Share your dilemmas and get honest opinions from other Mumsnetters.

Is this laziness or am I being pushy?

8 replies

SheekLaSheak · 30/03/2009 10:47

I do a lot of writing.

A man I have been seeing for a few weeks now keeps asking to read something that I've written and although I've not intentionally put him off, I've just never had anything "ready" to be read by someone else.

Then last night over MSN I said to him "I have a short piece I've written if you fancy reading it?"

He said "I'd love to"

So I sent him it. I mean, this piece was like two paragraphs or so, would have taken less than 5 minutes to read.

10 minutes later, after I'm sat there thinking he's reading it he sends me a message saying "I can't view that on this PC, send me it again and I'll save it to my memory stick and read it downstairs on the laptop" so I sent it again ... he said "brb"

So 10 minutes later, again after me thinking he's downstairs reading it he sends me another message saying "Thanks, I'll read it tomorow"

It really pissed me off for some reason! AIBU?

OP posts:
belgo · 30/03/2009 10:50

the thing is, it means FAR more to you then it does to him. He probably doesn't have a clue how important it is to you, that you are waiting for his opinion on it.

TrillianAstra · 30/03/2009 10:51

YABabitU. Relax.

Maybe he was distracted and wanted to be able to give the piece his full attention (as I imagine you're going to ask him for feedback).

Or maybe he's not really that interested, but was doing the usual first date thing of trying to seem interested in you and in things you do.

With regards to your , what format did yuo send it in?

GivePeasAChance · 30/03/2009 10:52

Letting someone read your work is a bit like exposing yourself naked when you've not shaved your legs. That makes you anxious !

I understand you being pissed off completely. But at the same time, he's not to know !

kidcreoleandthehotcrossbuns · 30/03/2009 10:54

I'd have been pissed off too. Especially as you went to the trouble of sending it and it was only short.
Agree with Belgo he didnt realise how important to you it was.
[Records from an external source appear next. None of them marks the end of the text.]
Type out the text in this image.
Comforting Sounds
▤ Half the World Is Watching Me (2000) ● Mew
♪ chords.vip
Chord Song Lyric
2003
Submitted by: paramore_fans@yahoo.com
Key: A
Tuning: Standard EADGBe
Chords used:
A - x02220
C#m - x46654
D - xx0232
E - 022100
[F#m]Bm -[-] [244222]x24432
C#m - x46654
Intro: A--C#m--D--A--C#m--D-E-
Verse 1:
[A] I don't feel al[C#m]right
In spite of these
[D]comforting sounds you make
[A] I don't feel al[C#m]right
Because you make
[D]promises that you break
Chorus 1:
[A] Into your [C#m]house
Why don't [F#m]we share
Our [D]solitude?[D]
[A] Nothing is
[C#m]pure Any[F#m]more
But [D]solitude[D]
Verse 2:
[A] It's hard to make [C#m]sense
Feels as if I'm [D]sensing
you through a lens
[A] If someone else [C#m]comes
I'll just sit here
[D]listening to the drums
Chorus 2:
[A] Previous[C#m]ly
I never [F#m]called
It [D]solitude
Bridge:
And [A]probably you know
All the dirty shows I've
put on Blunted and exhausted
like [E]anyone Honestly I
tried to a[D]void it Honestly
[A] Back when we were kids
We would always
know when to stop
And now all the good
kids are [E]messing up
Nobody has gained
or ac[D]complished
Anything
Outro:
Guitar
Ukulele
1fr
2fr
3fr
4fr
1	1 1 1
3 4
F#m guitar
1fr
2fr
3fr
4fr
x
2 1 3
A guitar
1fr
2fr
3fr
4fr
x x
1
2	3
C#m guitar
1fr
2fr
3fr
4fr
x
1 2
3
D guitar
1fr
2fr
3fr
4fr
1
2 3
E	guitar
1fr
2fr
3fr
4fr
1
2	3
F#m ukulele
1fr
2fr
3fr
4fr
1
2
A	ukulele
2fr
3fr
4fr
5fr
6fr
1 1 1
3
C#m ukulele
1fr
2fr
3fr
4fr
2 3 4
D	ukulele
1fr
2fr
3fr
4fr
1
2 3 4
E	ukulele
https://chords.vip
Men are a bit thick sometimes.

mamas12 · 30/03/2009 10:54

I would be a bit off too, but maybe as has been said does he know how much this means to you? If he doesn't, then he is not being deliberately insensitive is he.
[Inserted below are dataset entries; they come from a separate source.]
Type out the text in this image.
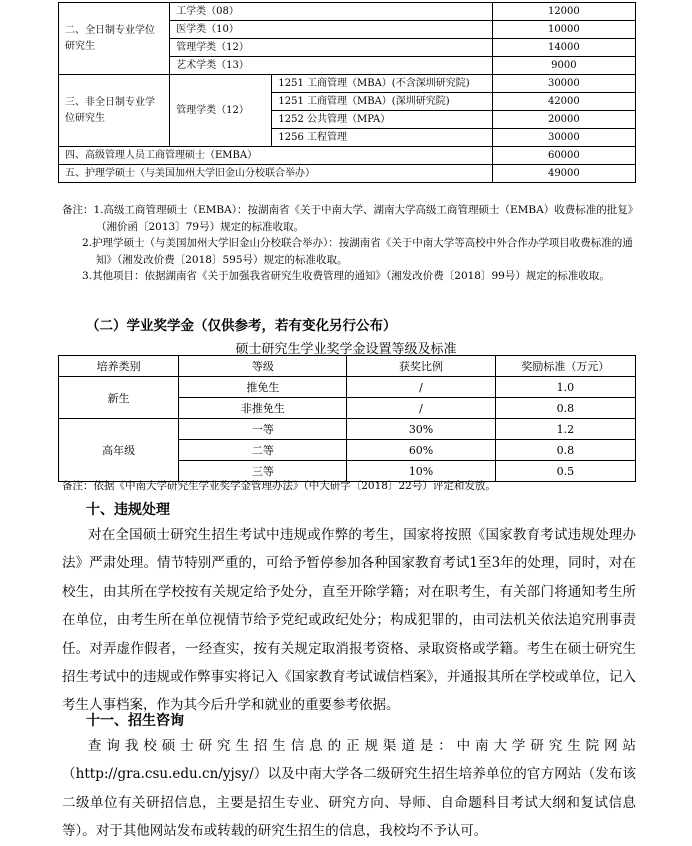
二、全日制专业学位研究生	工学类（08）		12000
	医学类（10）		10000
	管理学类（12）		14000
	艺术学类（13）		9000
三、非全日制专业学位研究生	管理学类（12）	1251 工商管理（MBA）(不含深圳研究院)	30000
		1251 工商管理（MBA）(深圳研究院)	42000
		1252 公共管理（MPA）	20000
		1256 工程管理	30000
四、高级管理人员工商管理硕士（EMBA）			60000
五、护理学硕士（与美国加州大学旧金山分校联合举办）			49000

备注：1.高级工商管理硕士（EMBA）：按湖南省《关于中南大学、湖南大学高级工商管理硕士（EMBA）收费标准的批复》（湘价函〔2013〕79号）规定的标准收取。

2.护理学硕士（与美国加州大学旧金山分校联合举办）：按湖南省《关于中南大学等高校中外合作办学项目收费标准的通知》（湘发改价费〔2018〕595号）规定的标准收取。

3.其他项目：依据湖南省《关于加强我省研究生收费管理的通知》（湘发改价费〔2018〕99号）规定的标准收取。

（二）学业奖学金（仅供参考，若有变化另行公布）
硕士研究生学业奖学金设置等级及标准
培养类别	等级	获奖比例	奖励标准（万元）
新生	推免生	/	1.0
	非推免生	/	0.8
高年级	一等	30%	1.2
	二等	60%	0.8
	三等	10%	0.5
备注：依据《中南大学研究生学业奖学金管理办法》（中大研字〔2018〕22号）评定和发放。
十、违规处理
对在全国硕士研究生招生考试中违规或作弊的考生，国家将按照《国家教育考试违规处理办法》严肃处理。情节特别严重的，可给予暂停参加各种国家教育考试1至3年的处理，同时，对在校生，由其所在学校按有关规定给予处分，直至开除学籍；对在职考生，有关部门将通知考生所在单位，由考生所在单位视情节给予党纪或政纪处分；构成犯罪的，由司法机关依法追究刑事责任。对弄虚作假者，一经查实，按有关规定取消报考资格、录取资格或学籍。考生在硕士研究生招生考试中的违规或作弊事实将记入《国家教育考试诚信档案》，并通报其所在学校或单位，记入考生人事档案，作为其今后升学和就业的重要参考依据。
十一、招生咨询
查询我校硕士研究生招生信息的正规渠道是：中南大学研究生院网站（http://gra.csu.edu.cn/yjsy/）以及中南大学各二级研究生招生培养单位的官方网站（发布该二级单位有关研招信息，主要是招生专业、研究方向、导师、自命题科目考试大纲和复试信息等）。对于其他网站发布或转载的研究生招生的信息，我校均不予认可。
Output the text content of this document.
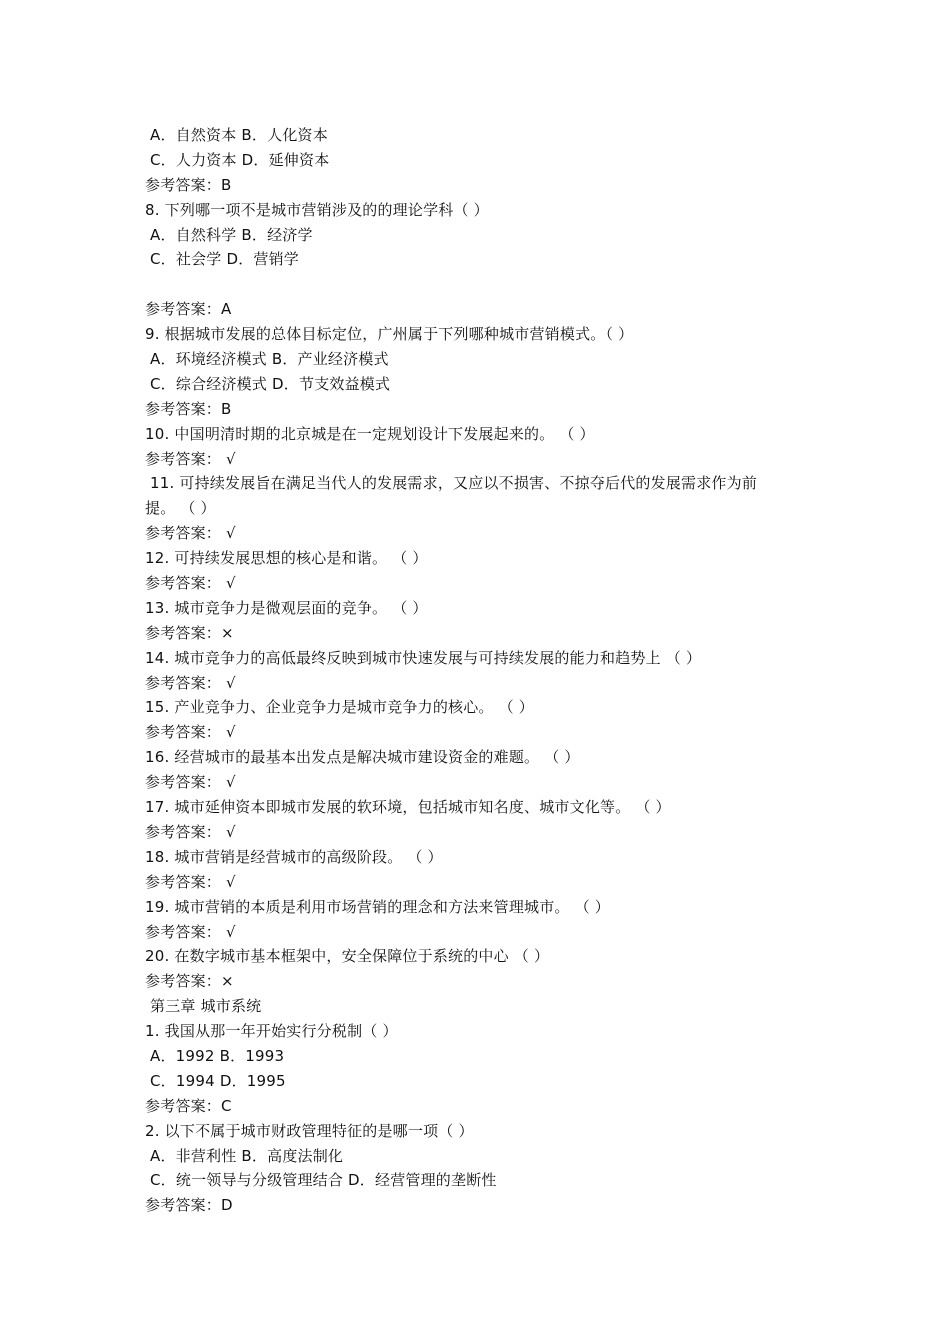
A．自然资本 B．人化资本
C．人力资本 D．延伸资本
参考答案：B
8. 下列哪一项不是城市营销涉及的的理论学科（ ）
A．自然科学 B．经济学
C．社会学 D．营销学
参考答案：A
9. 根据城市发展的总体目标定位，广州属于下列哪种城市营销模式。（ ）
A．环境经济模式 B．产业经济模式
C．综合经济模式 D．节支效益模式
参考答案：B
10. 中国明清时期的北京城是在一定规划设计下发展起来的。 （ ）
参考答案： √
11. 可持续发展旨在满足当代人的发展需求，又应以不损害、不掠夺后代的发展需求作为前
提。 （ ）
参考答案： √
12. 可持续发展思想的核心是和谐。 （ ）
参考答案： √
13. 城市竞争力是微观层面的竞争。 （ ）
参考答案：×
14. 城市竞争力的高低最终反映到城市快速发展与可持续发展的能力和趋势上 （ ）
参考答案： √
15. 产业竞争力、企业竞争力是城市竞争力的核心。 （ ）
参考答案： √
16. 经营城市的最基本出发点是解决城市建设资金的难题。 （ ）
参考答案： √
17. 城市延伸资本即城市发展的软环境，包括城市知名度、城市文化等。 （ ）
参考答案： √
18. 城市营销是经营城市的高级阶段。 （ ）
参考答案： √
19. 城市营销的本质是利用市场营销的理念和方法来管理城市。 （ ）
参考答案： √
20. 在数字城市基本框架中，安全保障位于系统的中心 （ ）
参考答案：×
第三章 城市系统
1. 我国从那一年开始实行分税制（ ）
A．1992 B．1993
C．1994 D．1995
参考答案：C
2. 以下不属于城市财政管理特征的是哪一项（ ）
A．非营利性 B．高度法制化
C．统一领导与分级管理结合 D．经营管理的垄断性
参考答案：D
littlelamb · 30/03/2009 10:55

This is exactly why I won't tell anybody how to find the stuff that I write! I would say that either he is just having issues with his computer, especially if he hasn't updated his windows subscription (speaking as the voice of experience ) or he just didn't realise that it would mean so much to you. It feels like such a big issue, and it is, it takes a lot of trust to let people read your stuff (I don't know what kind of writing you do?) so I suppose it would feel a bit of a letdown if you have built yourself up to just showing him in the first place. I am sure he will be grovelling with his appreciation later

VinegarTitsTheVirginNun · 30/03/2009 10:59

I would be annoyed too, especially since he has been asking to read something from you

Dont even let on that you are annoyed, dont mention it and dont send him anything you write again

TrillianAstra · 30/03/2009 11:03

I disagree with VinegarTits. If he comes back having obviosuly read it thoroughly and thought about it and makes nice comments (not just 'it's really good' but ones that show a bit of thought) then you should definitely show him more stuff. But be prepared that he might not drop everything to read it

If he seems to nt have read it, or not appreciated it, then don't show him any more. If you;re talking about what you'fve been doing and he asks just say 'I don't think it's really your kind of thing'. Then only show it to him once he's proven that he actually cares.